O dia chegou com um frio seco, cortante como lâmina. Não era comum naqueles dias, quase primavera, e talvez fosse apenas impressão minha, um reflexo do que se aproximava. Ainda na cama, com Maeryn adormecida ao meu lado, os primeiros toques dos sinos me despertaram para a realidade. O eco era diferente, não de celebração ou cerimônia, mas de convocação.

Algo solene. Definitivo.

 

Desviei o olhar do corpo dela, da tranquilidade em seu rosto, e vesti minhas roupas em silêncio. A túnica de couro espesso, o cinto com minha adaga, os braceletes com os símbolos de Skarn, não por vaidade, mas porque algo em mim dizia que seria necessário. Eu já sabia. Desde a noite anterior, havia escutado os rumores sussurrados entre corredores e guardas tensos.

O rei Aldren enfim tomara sua decisão. E o nome dessa decisão era sangue.

 

Ao sair do quarto, avisei a Maeryn com voz baixa:

 

 

(Varka) — Estaremos no pátio. O rei vai falar. Leve seu manto, o vento está gelado.

 

 

Ela me olhou ainda sonolenta, mas assentiu. Não perguntei se viria. Eu sabia que viria. Maeryn nunca recuava diante do que precisava ver.

 

 

 

 

O pátio central do castelo de Valmont estava lotado. Plebeus, soldados, servos, nobres, todos haviam sido chamados. O frio só não congelava mais do que o silêncio. Não havia música, nem tambores. Apenas o ranger de botas na pedra, o farfalhar dos mantos, e o som abafado de murmúrios nervosos. O céu, nublado, parecia cúmplice do que viria, coberto por nuvens cinzentas e pesadas, como se o próprio dia hesitasse em nascer por completo.

 

Eu me posicionei ao lado de Ragan, que já me aguardava com expressão carregada. Ao lado dele, Alric observava a multidão, o cenho franzido, como se tentasse identificar rostos traidores ali, entre o povo. Vi Corwin se aproximando do outro lado do pátio, o punho firme na espada. Aquilo não era uma reunião diplomática. Era uma demonstração de força.

 

E ali estava ele. Meu pai.

 

O velho Korgun. Vestido em pele de urso negro, o elmo sob o braço, a cicatriz no rosto mais nítida do que nunca. Ele não disse nada ao se aproximar, apenas me lançou um olhar breve, afiado. Eu reconhecia aquele olhar. Era dele a mão que pressionava Aldren nos bastidores. Era dele a sede por justiça, ou vingança.

 

E então, o rei apareceu.

 

Aldren de Valmont. A armadura polida, a capa com o símbolo da águia dourada, a expressão dura como rocha. Ao lado dele, o alto-sacerdote, vestido de branco. E atrás, em correntes, os acusados.

 

Traidores.

 

Cavaleiros, senhores de terras, antigos conselheiros. Alguns com os rostos empalidecidos de medo, outros tentando manter a dignidade, com os queixos erguidos. Todos agora iguais na vergonha, no destino.

 

Vi Maeryn se aproximar. Estava pálida, a expressão tensa, os olhos fixos em Aldren. Ela parou ao meu lado sem dizer uma palavra.
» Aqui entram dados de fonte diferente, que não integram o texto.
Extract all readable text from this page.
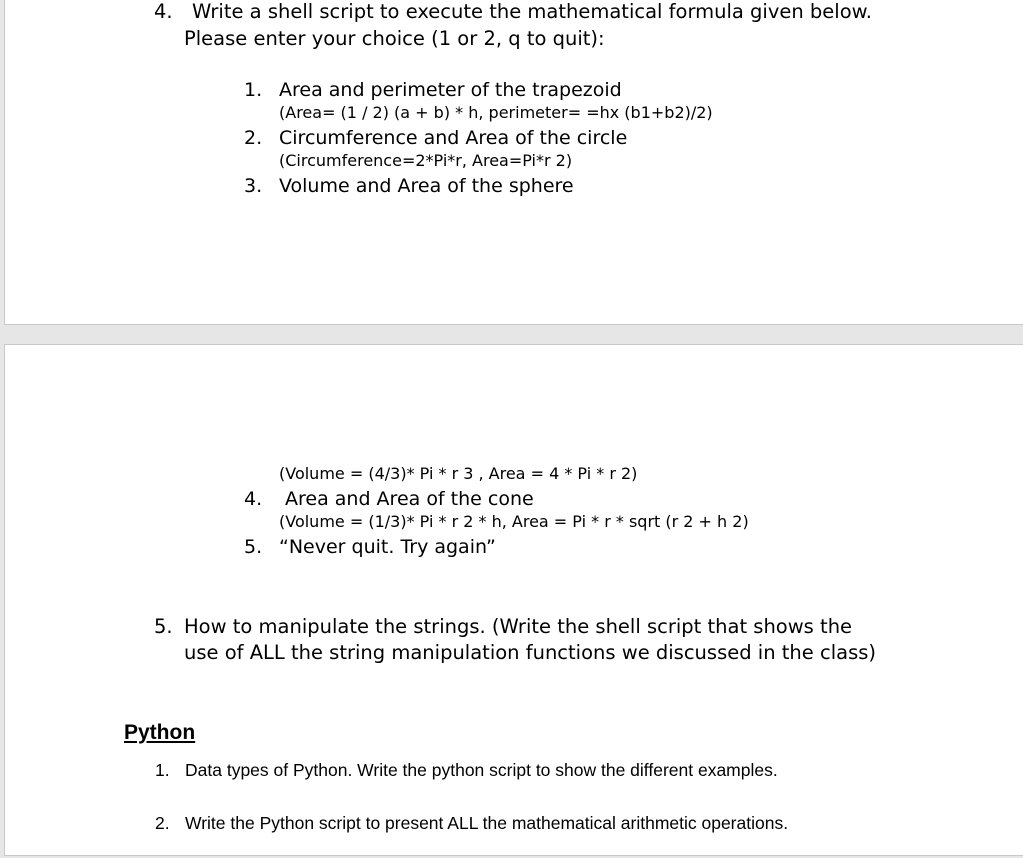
4. Write a shell script to execute the mathematical formula given below.
Please enter your choice (1 or 2, q to quit):
1. Area and perimeter of the trapezoid
(Area= (1 / 2) (a + b) * h, perimeter= =hx (b1+b2)/2)
2. Circumference and Area of the circle
(Circumference=2*Pi*r, Area=Pi*r 2)
3. Volume and Area of the sphere
(Volume = (4/3)* Pi * r 3 , Area = 4 * Pi * r 2)
4. Area and Area of the cone
(Volume = (1/3)* Pi * r 2 * h, Area = Pi * r * sqrt (r 2 + h 2)
5. “Never quit. Try again”
5. How to manipulate the strings. (Write the shell script that shows the
use of ALL the string manipulation functions we discussed in the class)
Python
1. Data types of Python. Write the python script to show the different examples.
2. Write the Python script to present ALL the mathematical arithmetic operations.
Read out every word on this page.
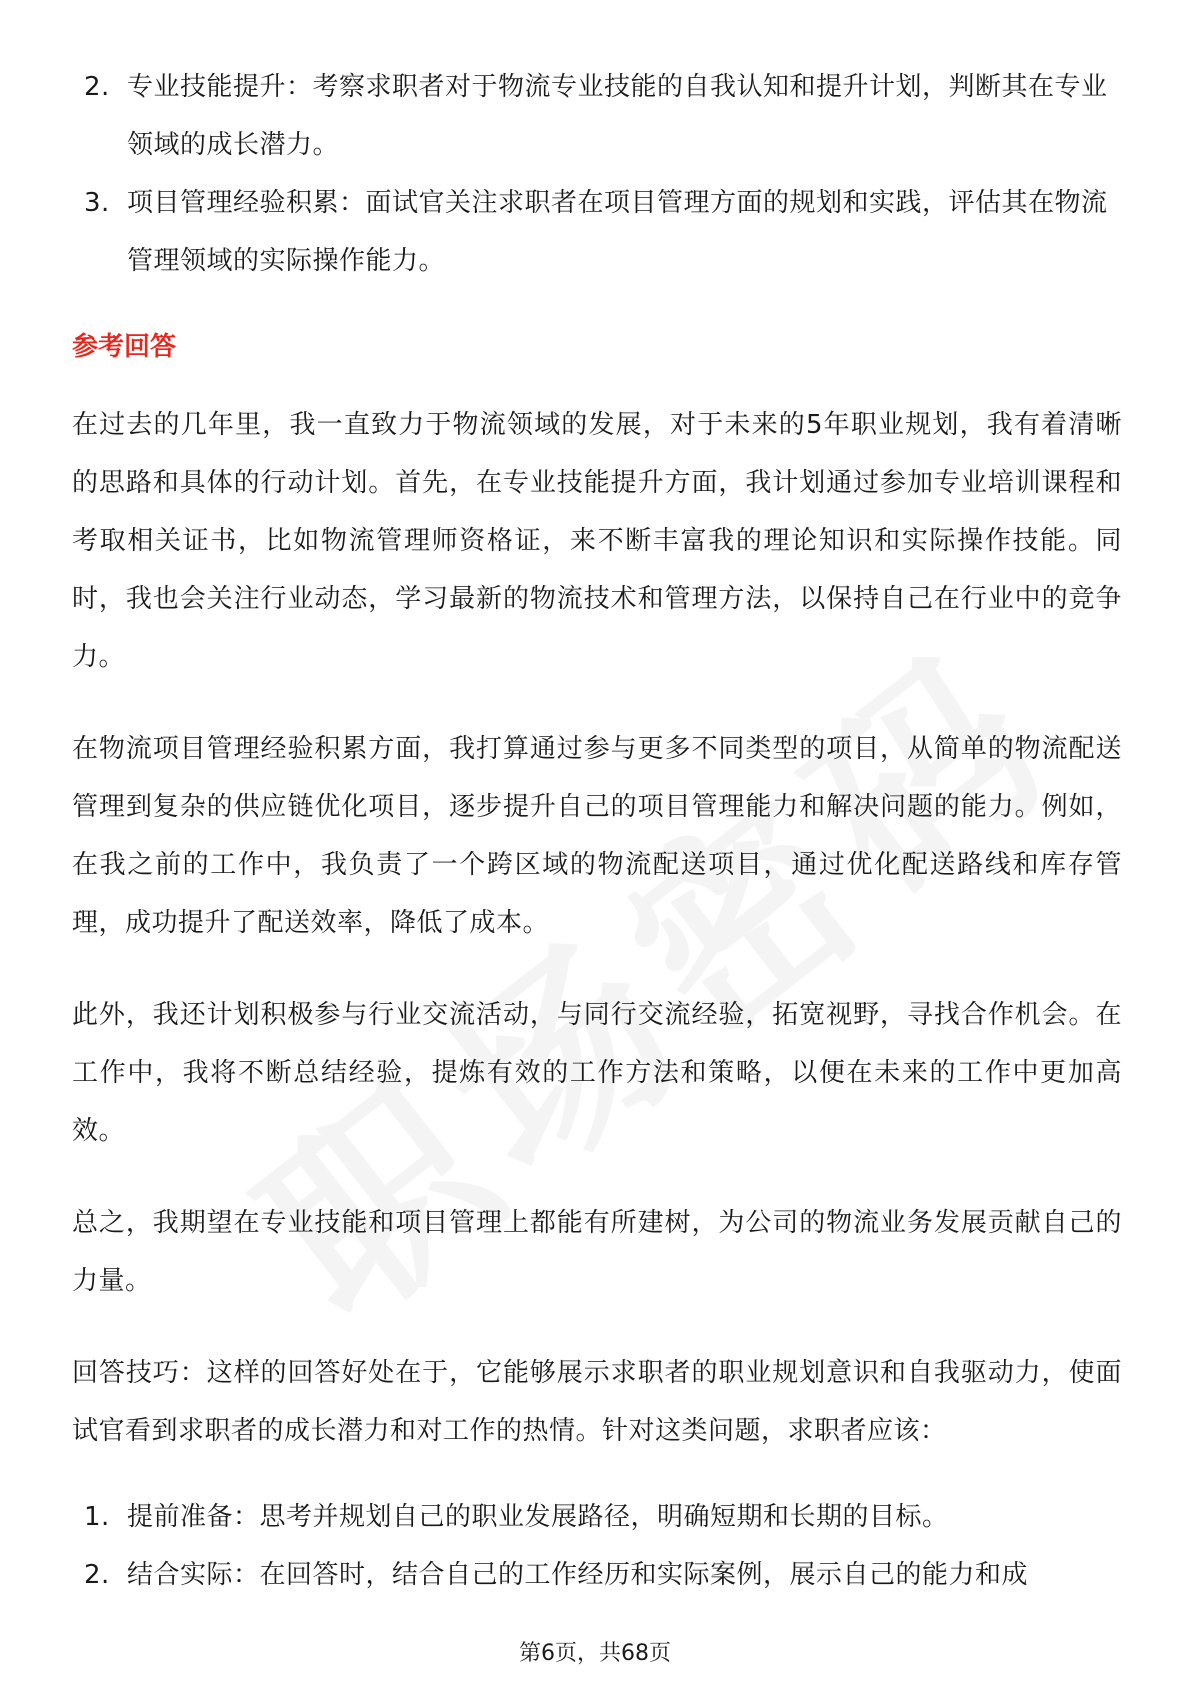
2. 专业技能提升：考察求职者对于物流专业技能的自我认知和提升计划，判断其在专业领域的成长潜力。
3. 项目管理经验积累：面试官关注求职者在项目管理方面的规划和实践，评估其在物流管理领域的实际操作能力。
参考回答

在过去的几年里，我一直致力于物流领域的发展，对于未来的5年职业规划，我有着清晰的思路和具体的行动计划。首先，在专业技能提升方面，我计划通过参加专业培训课程和考取相关证书，比如物流管理师资格证，来不断丰富我的理论知识和实际操作技能。同时，我也会关注行业动态，学习最新的物流技术和管理方法，以保持自己在行业中的竞争力。

在物流项目管理经验积累方面，我打算通过参与更多不同类型的项目，从简单的物流配送管理到复杂的供应链优化项目，逐步提升自己的项目管理能力和解决问题的能力。例如，在我之前的工作中，我负责了一个跨区域的物流配送项目，通过优化配送路线和库存管理，成功提升了配送效率，降低了成本。

此外，我还计划积极参与行业交流活动，与同行交流经验，拓宽视野，寻找合作机会。在工作中，我将不断总结经验，提炼有效的工作方法和策略，以便在未来的工作中更加高效。

总之，我期望在专业技能和项目管理上都能有所建树，为公司的物流业务发展贡献自己的力量。

回答技巧：这样的回答好处在于，它能够展示求职者的职业规划意识和自我驱动力，使面试官看到求职者的成长潜力和对工作的热情。针对这类问题，求职者应该：

1. 提前准备：思考并规划自己的职业发展路径，明确短期和长期的目标。
2. 结合实际：在回答时，结合自己的工作经历和实际案例，展示自己的能力和成
第6页，共68页
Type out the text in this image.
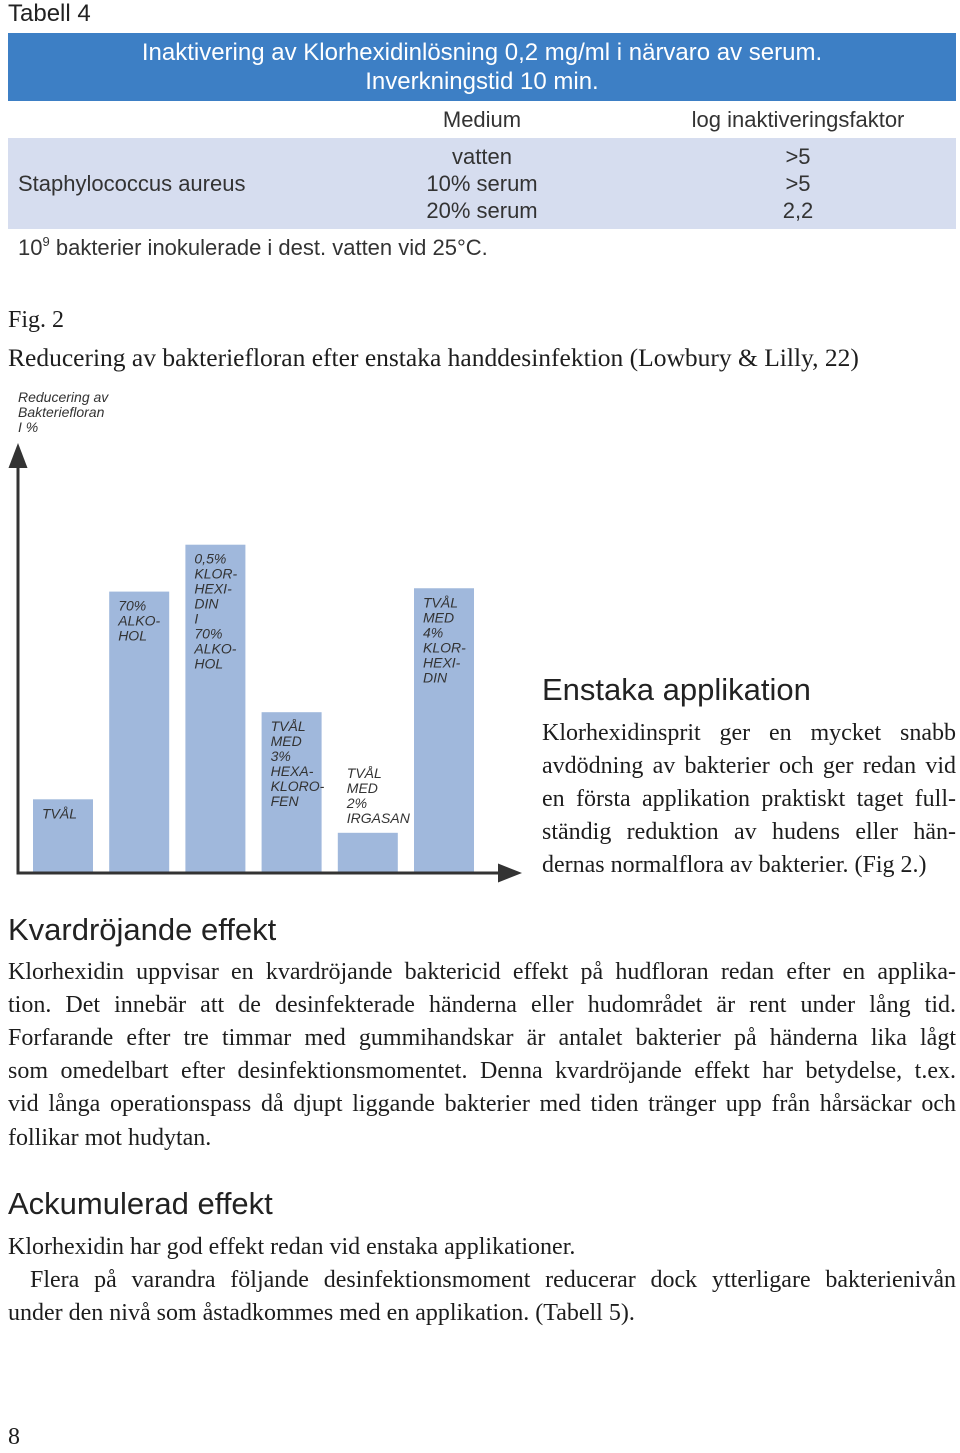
Tabell 4
Inaktivering av Klorhexidinlösning 0,2 mg/ml i närvaro av serum.
Inverkningstid 10 min.
Medium	log inaktiveringsfaktor
vatten	>5
Staphylococcus aureus	10% serum	>5
20% serum	2,2
$10^9$ bakterier inokulerade i dest. vatten vid 25°C.
Fig. 2
Reducering av bakteriefloran efter enstaka handdesinfektion (Lowbury & Lilly, 22)
Reducering av
Bakteriefloran
I %
TVÅL
70% ALKO-HOL
0,5% KLOR-HEXI-DIN I 70% ALKO-HOL
TVÅL MED 3% HEXA-KLORO-FEN
TVÅL MED 2% IRGASAN
TVÅL MED 4% KLOR-HEXI-DIN	Enstaka applikation
Klorhexidinsprit ger en mycket snabb
avdödning av bakterier och ger redan vid
en första applikation praktiskt taget full-
ständig reduktion av hudens eller hän-
dernas normalflora av bakterier. (Fig 2.)
Kvardröjande effekt
Klorhexidin uppvisar en kvardröjande baktericid effekt på hudfloran redan efter en applika-
tion. Det innebär att de desinfekterade händerna eller hudområdet är rent under lång tid.
Forfarande efter tre timmar med gummihandskar är antalet bakterier på händerna lika lågt
som omedelbart efter desinfektionsmomentet. Denna kvardröjande effekt har betydelse, t.ex.
vid långa operationspass då djupt liggande bakterier med tiden tränger upp från hårsäckar och
follikar mot hudytan.
Ackumulerad effekt
Klorhexidin har god effekt redan vid enstaka applikationer.
Flera på varandra följande desinfektionsmoment reducerar dock ytterligare bakterienivån
under den nivå som åstadkommes med en applikation. (Tabell 5).
8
Sua respiração era contida, como se o peito temesse expandir diante daquilo.

 

O rei deu um passo à frente. Sua voz soou firme, sem tremores.

 

 

(Aldren) — Reunimo-nos hoje não para ouvir conselhos, mas para executar justiça.

 

 

O pátio inteiro silenciou. Nem o vento ousava soprar.

 

 

(Aldren) — Nomes que confiávamos. Homens que sentaram à nossa mesa, que beberam nosso vinho e juraram fidelidade à nossa casa... traíram-nos. Venderam informações aos nossos inimigos, sabotaram nossas tropas, colocaram seus próprios interesses acima do bem do reino.

 

 

Ele fez uma pausa, olhando para os prisioneiros.

 

 

(Aldren) — E por isso, não serão julgados em segredo. Não terão o luxo da escuridão. Hoje, Valmont assiste. O povo assiste. E que se lembrem... não há clemência para os que viram as costas ao seu sangue.

 

 

Um murmúrio percorreu a multidão. Eu senti Maeryn estremecer ao meu lado. Ela conhecia alguns daqueles homens. Cresceu vendo-os nos salões do castelo, escutando seus conselhos. Diplomacia, para ela, era alma. Mas ali não havia tratados. Só havia sentença.

 

E ela estava escrita em pedra.

 

Teyrion deu um passo à frente. Ao seu lado, Corwin também. Ambos entregaram as ordens escritas ao carrasco. Um homem grande, de capuz negro, que já empunhava a enorme lâmina com facilidade desconcertante. O altar havia sido preparado ao centro, entre tochas altas. 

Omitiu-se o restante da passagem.